A Word from Joe Mizereck, Interim President and Executive Director

December 13, 2021

Today more than ever, skills matter. The question is: which skills? The answer isn’t soft skills, nor is it hard skills. Unquestionably, employers are seeking new hires who possess both sets of skills and are ready to hit the ground running. Unfortunately, job candidates often are found lacking this valuable combination of skills, leaving employers without the talent they need to run their businesses. This sparsity of work ready, or better yet, success ready candidates has left employers struggling and looking for solutions. The National Work Readiness Council (NWRC) offers one proven solution.

The National Work Readiness Credential is a nationally recognized solution that benchmarks foundational skill readiness for entry-level employment. To qualify for the credential, program participants must successfully pass four proctored assessments measuring a combination of applied, career-contextualized math; reading; interpreting data; and soft skills including conveying professionalism, communicating effectively, promoting teamwork and collaboration, and thinking critically and solving problems.

Our comprehensive online curriculum is now offered to support program participant skill development and preparation for the credential assessments. The four qualifying credential assessments are proctored, delivered online, and take 55 minutes each to complete. Upon successfully passing all four qualifying assessments, the program participant is automatically awarded an electronic credential that may be printed or downloaded and shared with prospective employers.

The credential is currently being implemented by high schools, adult education programs, juvenile justice and corrections providers, and other community-based workforce development organizations and workplaces in 28 states across the country. Moreover, the NWRC is

  • providing educator and workforce professionals highly effective tools to advance student and jobseeker career readiness;
  • giving program participants a competitive edge in pursuing post-secondary education or training and employment;
  • saving employers time and money by taking the guesswork out of the hiring process; and
  • accelerating the development of the work ready talent necessary to grow state and local economies.
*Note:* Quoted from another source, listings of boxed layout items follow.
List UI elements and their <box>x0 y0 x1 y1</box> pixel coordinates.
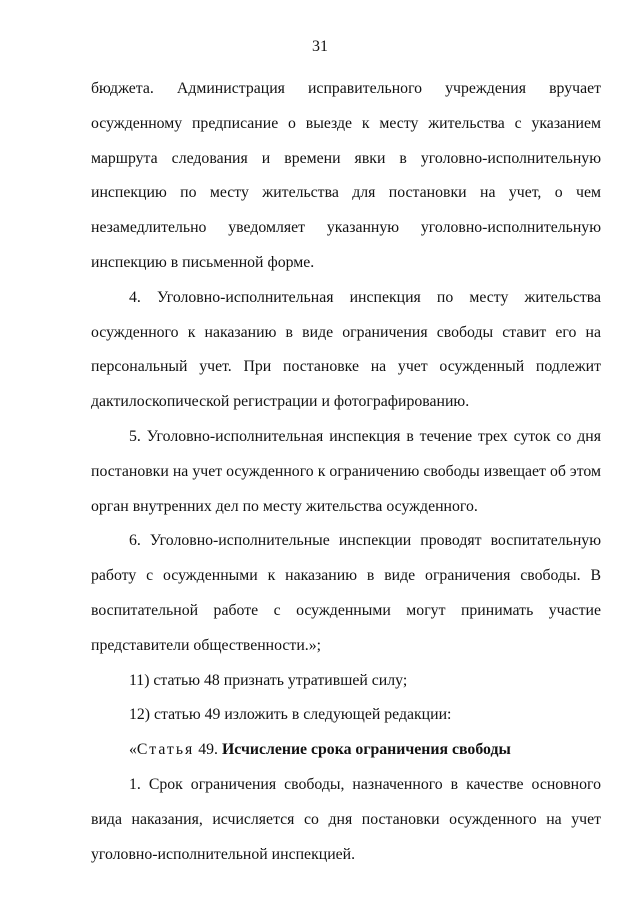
paragraph-item-12: 12) статью 49 изложить в следующей редакции: <box>129 706 452 724</box>
document-body <box>91 72 601 872</box>
paragraph-item-4: 4. Уголовно-исполнительная инспекция по месту жительства осужденного к наказанию в виде ограничения свободы ставит его на персональный учет. При постановке на учет осужденный подлежит дактилоскопической регистрации и фотографированию. <box>91 288 601 411</box>
article-heading-prefix: « <box>129 741 137 759</box>
article-heading-word: Статья <box>136 741 195 759</box>
paragraph-continuation: бюджета. Администрация исправительного учреждения вручает осужденному предписание о выезде к месту жительства с указанием маршрута следования и времени явки в уголовно-исполнительную инспекцию по месту жительства для постановки на учет, о чем незамедлительно уведомляет указанную уголовно-исполнительную инспекцию в письменной форме. <box>91 80 601 271</box>
article-heading <box>91 733 601 768</box>
paragraph-item-5: 5. Уголовно-исполнительная инспекция в течение трех суток со дня постановки на учет осужденного к ограничению свободы извещает об этом орган внутренних дел по месту жительства осужденного. <box>91 427 601 515</box>
page-number: 31 <box>312 38 328 55</box>
paragraph-article-49-item-1: 1. Срок ограничения свободы, назначенного в качестве основного вида наказания, исчисляется со дня постановки осужденного на учет уголовно-исполнительной инспекцией. <box>91 775 601 863</box>
paragraph-item-11: 11) статью 48 признать утратившей силу; <box>129 671 408 689</box>
paragraph-item-6: 6. Уголовно-исполнительные инспекции проводят воспитательную работу с осужденными к наказанию в виде ограничения свободы. В воспитательной работе с осужденными могут принимать участие представители общественности.»; <box>91 532 601 654</box>
article-heading-number: 49. <box>194 741 222 759</box>
article-heading-title: Исчисление срока ограничения свободы <box>221 741 511 759</box>
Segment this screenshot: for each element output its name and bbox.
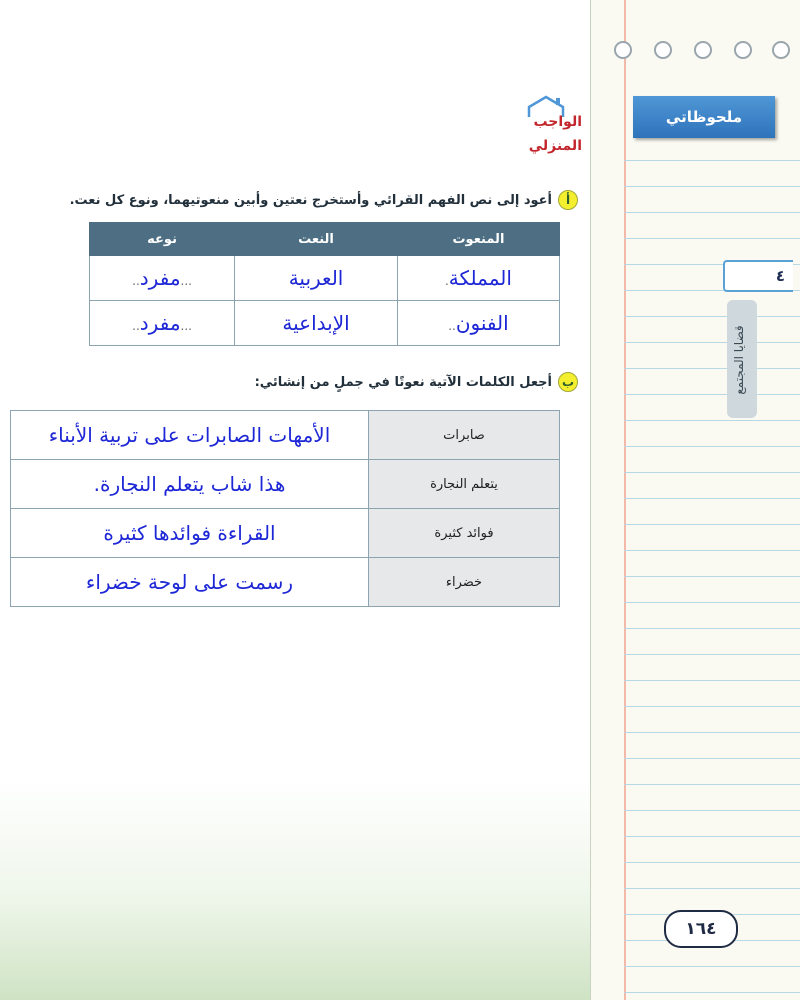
cell-sentence: رسمت على لوحة خضراء	[11, 558, 369, 607]
ruled-line	[624, 420, 800, 421]
ruled-line	[624, 576, 800, 577]
ruled-line	[624, 732, 800, 733]
cell-sentence: هذا شاب يتعلم النجارة.	[11, 460, 369, 509]
notes-tab	[633, 96, 775, 138]
cell-sentence: الأمهات الصابرات على تربية الأبناء	[11, 411, 369, 460]
ruled-line	[624, 186, 800, 187]
question-a-marker: أ	[558, 190, 578, 210]
ruled-line	[624, 758, 800, 759]
cell-word: يتعلم النجارة	[369, 460, 560, 509]
table-row	[11, 558, 560, 607]
ruled-line	[624, 888, 800, 889]
binder-hole	[694, 41, 712, 59]
notes-tab-label: ملحوظاتي	[665, 108, 743, 126]
cell-noun: المملكة.	[397, 256, 559, 301]
homework-line1: الواجب	[533, 114, 582, 130]
cell-word: فوائد كثيرة	[369, 509, 560, 558]
ruled-line	[624, 446, 800, 447]
ruled-line	[624, 706, 800, 707]
attributes-table	[89, 222, 560, 346]
binder-hole	[734, 41, 752, 59]
unit-number-box	[723, 260, 793, 292]
ruled-line	[624, 368, 800, 369]
table-row	[90, 256, 560, 301]
margin-line	[624, 0, 626, 1000]
binder-hole	[614, 41, 632, 59]
cell-adjective: العربية	[235, 256, 398, 301]
question-b-text: أجعل الكلمات الآتية نعوتًا في جملٍ من إنشائي:	[254, 374, 552, 390]
table-row	[90, 301, 560, 346]
cell-type: ...مفرد..	[90, 256, 235, 301]
sentences-table	[10, 410, 560, 607]
question-b-marker: ب	[558, 372, 578, 392]
ruled-line	[624, 550, 800, 551]
unit-title: قضايا المجتمع	[732, 325, 746, 395]
binder-hole	[654, 41, 672, 59]
homework-line2: المنزلي	[528, 138, 582, 154]
notes-margin	[590, 0, 800, 1000]
question-b	[255, 372, 578, 392]
ruled-line	[624, 862, 800, 863]
cell-word: خضراء	[369, 558, 560, 607]
ruled-line	[624, 472, 800, 473]
ruled-line	[624, 992, 800, 993]
ruled-line	[624, 394, 800, 395]
ruled-line	[624, 628, 800, 629]
ruled-line	[624, 160, 800, 161]
question-a	[70, 190, 578, 210]
cell-word: صابرات	[369, 411, 560, 460]
ruled-line	[624, 602, 800, 603]
ruled-line	[624, 238, 800, 239]
homework-heading	[529, 110, 582, 158]
question-a-text: أعود إلى نص الفهم القرائي وأستخرج نعتين وأبين منعوتيهما، ونوع كل نعت.	[69, 192, 552, 208]
table-row	[11, 460, 560, 509]
header-adjective: النعت	[235, 223, 398, 256]
page-number: ١٦٤	[664, 910, 738, 948]
ruled-line	[624, 498, 800, 499]
ruled-line	[624, 212, 800, 213]
ruled-line	[624, 810, 800, 811]
ruled-line	[624, 836, 800, 837]
ruled-line	[624, 342, 800, 343]
unit-number: ٤	[775, 267, 785, 285]
ruled-line	[624, 680, 800, 681]
ruled-line	[624, 966, 800, 967]
table-header-row	[90, 223, 560, 256]
header-noun: المنعوت	[397, 223, 559, 256]
cell-adjective: الإبداعية	[235, 301, 398, 346]
ruled-line	[624, 524, 800, 525]
ruled-line	[624, 654, 800, 655]
cell-noun: الفنون..	[397, 301, 559, 346]
header-type: نوعه	[90, 223, 235, 256]
table-row	[11, 509, 560, 558]
ruled-line	[624, 316, 800, 317]
ruled-line	[624, 784, 800, 785]
table-row	[11, 411, 560, 460]
cell-sentence: القراءة فوائدها كثيرة	[11, 509, 369, 558]
cell-type: ...مفرد..	[90, 301, 235, 346]
binder-hole	[772, 41, 790, 59]
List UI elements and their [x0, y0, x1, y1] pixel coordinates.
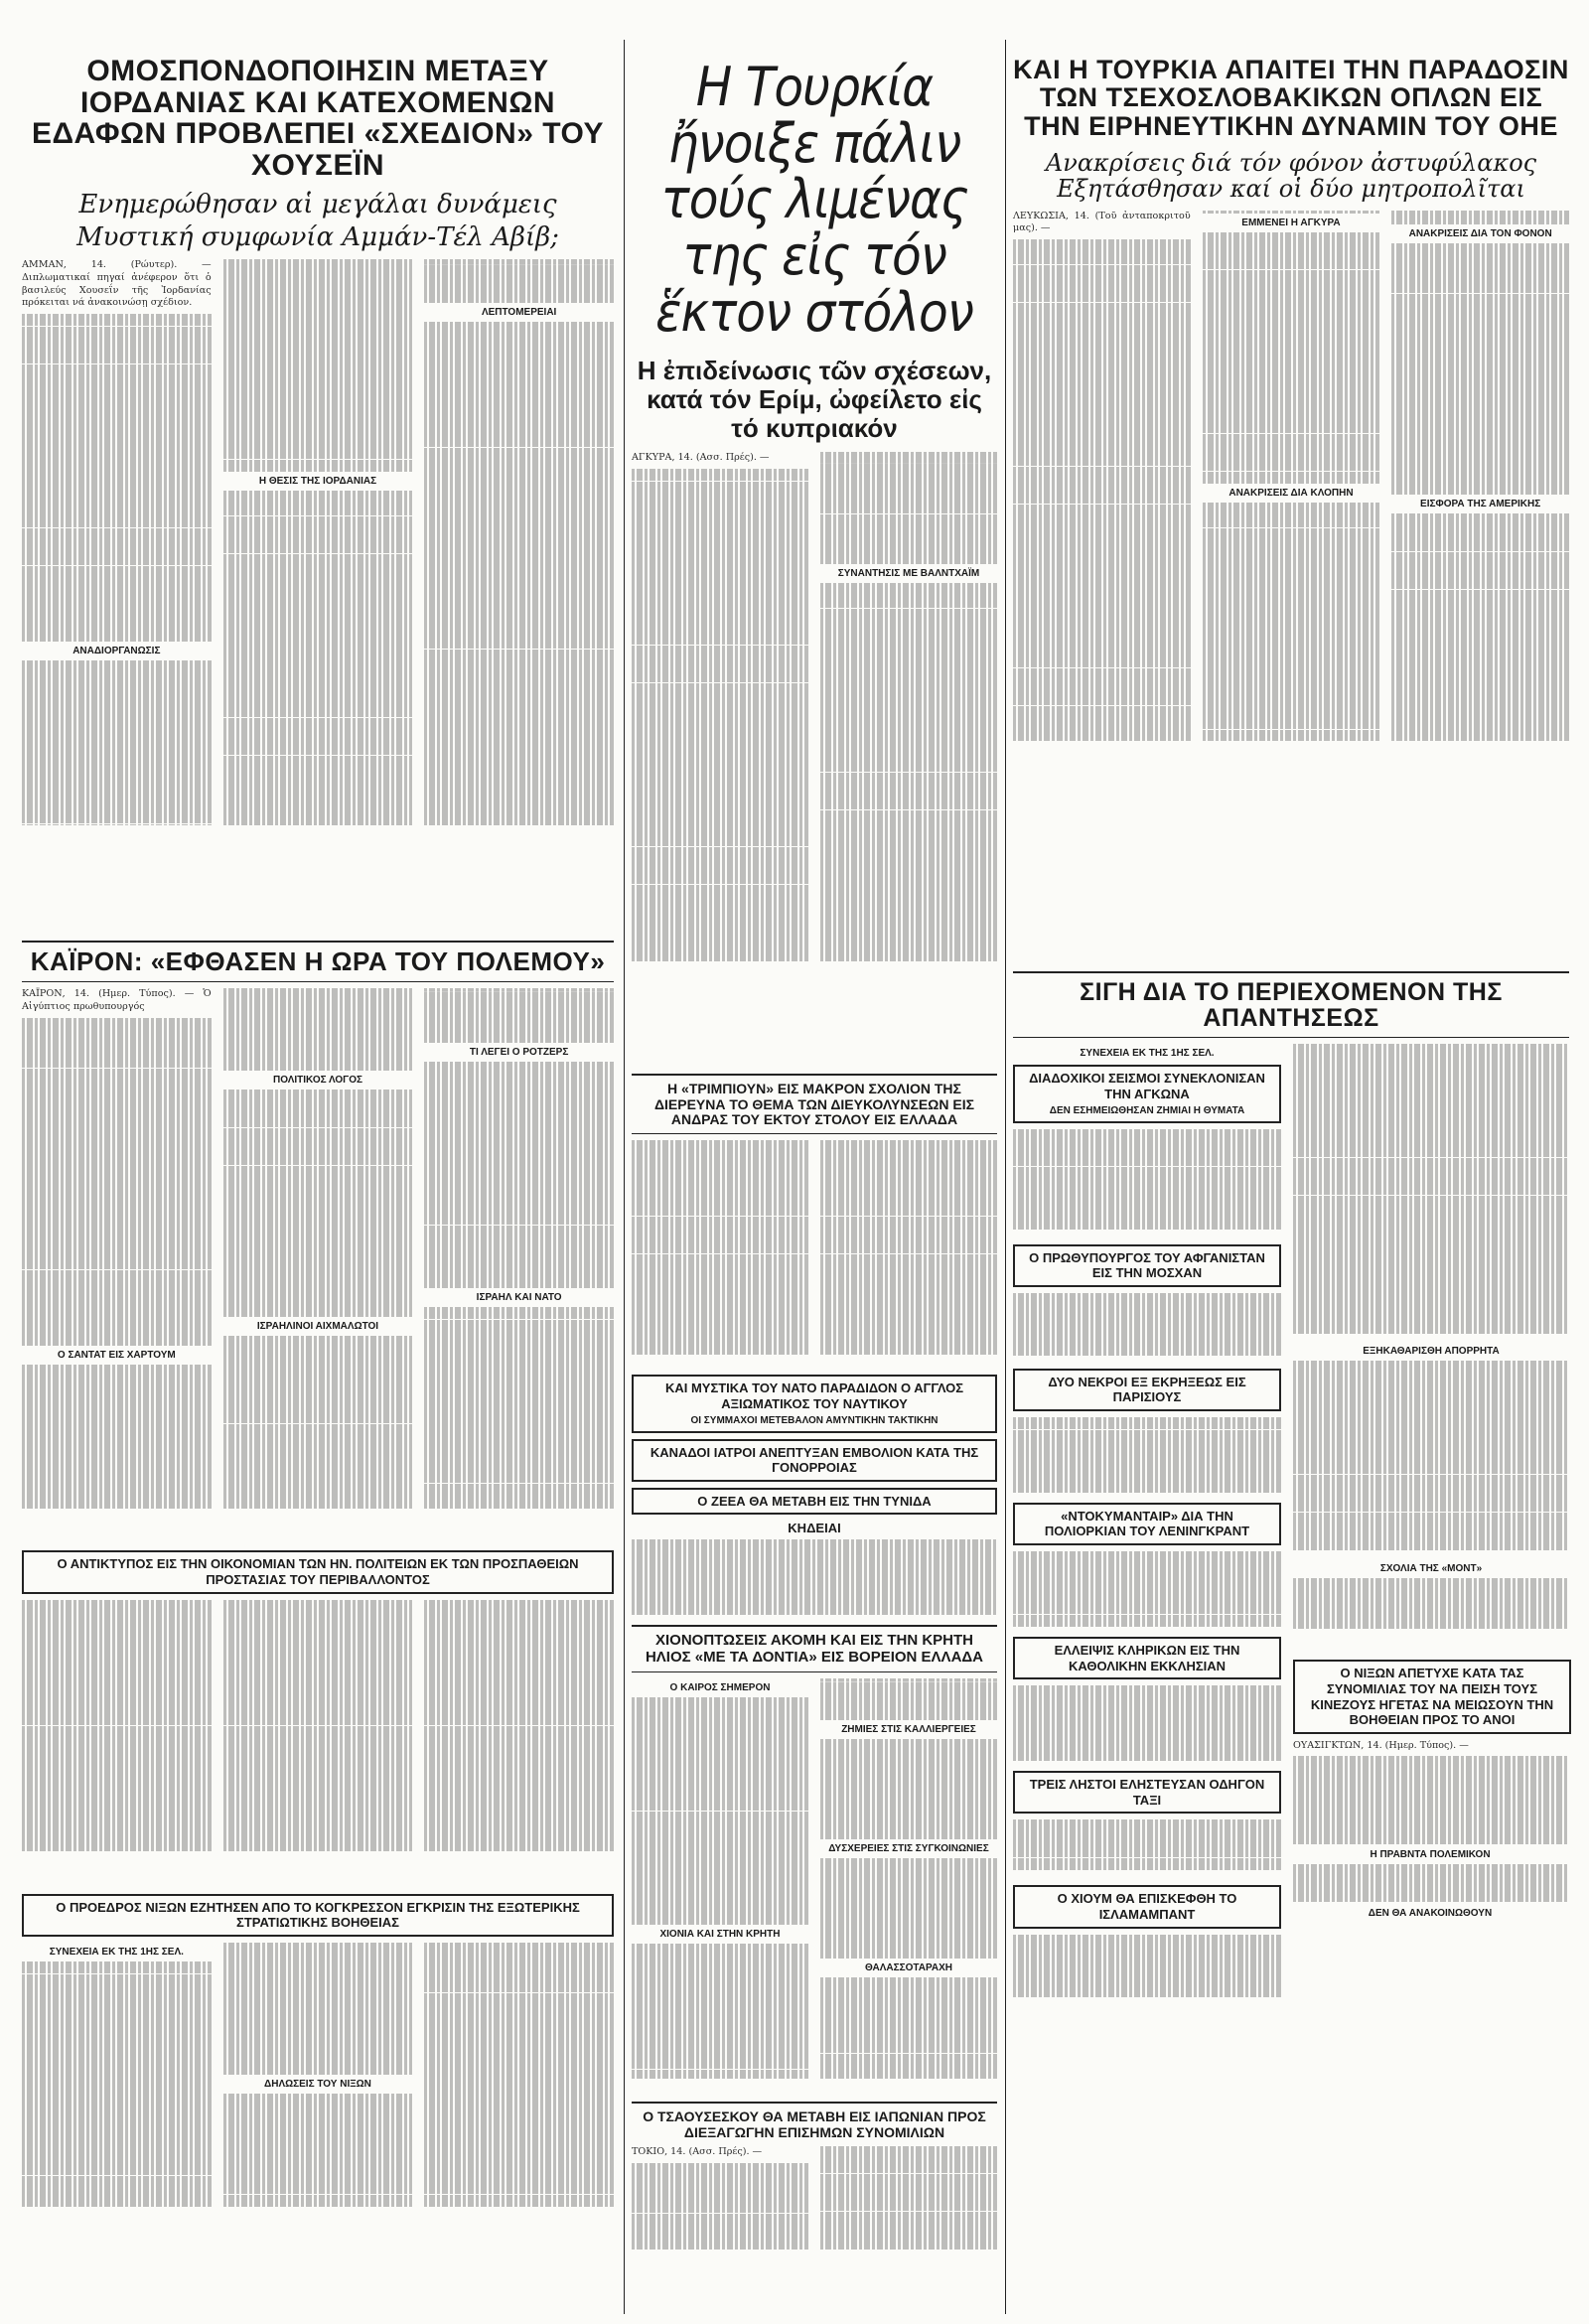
body-text-block — [820, 583, 997, 961]
box-headline: ΚΑΙ ΜΥΣΤΙΚΑ ΤΟΥ ΝΑΤΟ ΠΑΡΑΔΙΔΟΝ Ο ΑΓΓΛΟΣ ΑΞΙΩΜΑΤΙΚΟΣ ΤΟΥ ΝΑΥΤΙΚΟΥ — [664, 1380, 964, 1411]
divider — [632, 2102, 997, 2104]
article-ceausescu-body — [632, 2146, 997, 2275]
body-text-block — [1391, 243, 1569, 496]
middle-column — [632, 0, 997, 2324]
headline-box-economy — [22, 1550, 614, 1593]
body-text-block — [1293, 1578, 1569, 1638]
box-headline: Ο ΠΡΟΕΔΡΟΣ ΝΙΞΩΝ ΕΖΗΤΗΣΕΝ ΑΠΟ ΤΟ ΚΟΓΚΡΕΣΣΟΝ ΕΓΚΡΙΣΙΝ ΤΗΣ ΕΞΩΤΕΡΙΚΗΣ ΣΤΡΑΤΙΩΤΙΚΗΣ ΒΟΗΘΕΙΑΣ — [56, 1899, 580, 1931]
continuation-label: ΣΥΝΕΧΕΙΑ ΕΚ ΤΗΣ 1ΗΣ ΣΕΛ. — [49, 1946, 184, 1958]
divider — [632, 1074, 997, 1076]
headline-trimpioun: Η «ΤΡΙΜΠΙΟΥΝ» ΕΙΣ ΜΑΚΡΟΝ ΣΧΟΛΙΟΝ ΤΗΣ ΔΙΕΡΕΥΝΑ ΤΟ ΘΕΜΑ ΤΩΝ ΔΙΕΥΚΟΛΥΝΣΕΩΝ ΕΙΣ ΑΝΔΡΑΣ ΤΟΥ ΕΚΤΟΥ ΣΤΟΛΟΥ ΕΙΣ ΕΛΛΑΔΑ — [653, 1081, 975, 1127]
section-heading: ΑΝΑΔΙΟΡΓΑΝΩΣΙΣ — [72, 645, 161, 656]
body-text-block — [1013, 1417, 1281, 1497]
article-czech-arms-body — [1013, 211, 1569, 965]
body-text-block — [1293, 1756, 1567, 1845]
subheadline-investigations: Ανακρίσεις διά τόν φόνον ἀστυφύλακος Εξητάσθησαν καί οἱ δύο μητροπολῖται — [1045, 149, 1537, 204]
body-text-block — [223, 1089, 413, 1316]
body-text-block — [424, 1307, 614, 1509]
article-lead: ΑΜΜΑΝ, 14. (Ρώυτερ). — Διπλωματικαί πηγαί ἀνέφερον ὅτι ὁ βασιλεύς Χουσεΐν τῆς Ἰορδανίας πρόκειται νά ἀνακοινώσῃ σχέδιον. — [22, 259, 212, 309]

The underlying credential standards are based on the Equipped for the Future standards developed by the National Institute for Literacy (nifl.gov) in partnership with the Center for Literacy, Education and Employment (clee.utk.edu) at the University of Tennessee and supported by more than 20 years of employer-focused research into the skills required for entry-level employment and job retention. The credential assessments have been extensively field tested and determined to be valid and reliable predictors of readiness for entry-level work and on the job training, making the credential one the most effective workforce and talent development solutions available to American businesses.

To remain competitive, our nation must train and develop a workforce with the foundational skills that are required to succeed in the 21st century workplace. The NWRC understands what employers need and how to work with the workforce development system and policy makers to effect meaningful change.